If both human beings and God exist, then there must be a relationship between God and human beings. And the relationship that existed in ancient times is not more important or more necessary than the one which exists today. Our current relationship is clearer and closer to us, which is why it is not the current relationship that should be measured against the ancient one, but vice versa.
It is remarkable that the highest intellectual mood which the world tolerates is the perception of the truth of the most ancient revelations, now in some respects out of date; but any direct revelation, any original thoughts, it hates like virtue.
— Thoreau
The religious consciousness of humankind is not static, it is constantly changing, becoming ever clearer and purer.
When anyone becomes attached to a particular idea, even one that is true, then in essence they become akin to a person who has tied himself to a post so that he would not get lost. That which may be a desired truth at a certain stage in one’s spiritual development may hinder this development and turn out to be a delusion at another, higher stage.
— Lucy Mallory
One of the most harmful superstitions is the superstition that the world had been created, that it was created from nothing and that there is a creator God.
In fact, we do not have any basis and any need to assume the existence of a creator God (the Chinese and the Indians have no such notion), and meanwhile, God as creator and providence is incompatible with the Christian God as father, God as spirit—a particle of which lives in me and constitutes my life, the purpose of which is to manifest and evoke it—God as love.
God as creator is indifferent and allows suffering and evil.
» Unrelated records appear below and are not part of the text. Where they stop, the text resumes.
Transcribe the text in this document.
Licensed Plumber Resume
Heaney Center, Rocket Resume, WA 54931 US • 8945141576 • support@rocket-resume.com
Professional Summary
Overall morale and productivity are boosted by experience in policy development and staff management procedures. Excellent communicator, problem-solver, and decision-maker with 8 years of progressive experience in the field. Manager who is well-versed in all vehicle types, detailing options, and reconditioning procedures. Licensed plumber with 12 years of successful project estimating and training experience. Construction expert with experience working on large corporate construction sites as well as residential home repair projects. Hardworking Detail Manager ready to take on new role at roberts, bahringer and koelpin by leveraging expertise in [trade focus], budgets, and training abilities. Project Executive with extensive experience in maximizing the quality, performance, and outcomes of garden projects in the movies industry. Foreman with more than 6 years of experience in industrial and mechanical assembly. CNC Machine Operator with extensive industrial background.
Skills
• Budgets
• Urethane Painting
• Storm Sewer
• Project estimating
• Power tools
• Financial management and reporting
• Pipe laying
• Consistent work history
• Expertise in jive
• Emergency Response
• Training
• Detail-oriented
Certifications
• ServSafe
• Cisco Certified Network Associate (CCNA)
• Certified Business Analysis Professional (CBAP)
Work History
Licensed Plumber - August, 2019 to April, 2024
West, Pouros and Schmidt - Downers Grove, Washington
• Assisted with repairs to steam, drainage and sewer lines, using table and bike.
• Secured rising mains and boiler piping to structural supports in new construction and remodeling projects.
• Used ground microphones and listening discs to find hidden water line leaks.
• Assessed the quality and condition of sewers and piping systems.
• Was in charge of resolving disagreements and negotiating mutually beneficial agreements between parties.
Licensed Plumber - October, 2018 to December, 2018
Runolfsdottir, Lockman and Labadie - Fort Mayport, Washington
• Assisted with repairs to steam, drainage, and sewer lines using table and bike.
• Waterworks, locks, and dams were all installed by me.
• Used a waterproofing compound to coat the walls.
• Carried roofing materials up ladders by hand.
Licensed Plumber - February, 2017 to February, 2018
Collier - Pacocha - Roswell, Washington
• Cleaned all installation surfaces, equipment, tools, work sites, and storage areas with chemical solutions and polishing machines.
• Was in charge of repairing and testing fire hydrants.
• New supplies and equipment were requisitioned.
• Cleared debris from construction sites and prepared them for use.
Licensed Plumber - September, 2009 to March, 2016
God as spirit rids us of suffering and evil and is always the perfect good.
I exist, I perceive the world using the instruments of the senses that were given me and know the father God within me, but the creator God I do not know and cannot know.
There is much good in the Quran, and in the Buddhist and Confucian books, and in the writings of the Stoics, and in the Bible, and in the Upanishads, and in the Gospels, but what is most necessary and comprehensible lies in the religious thinkers closest to us.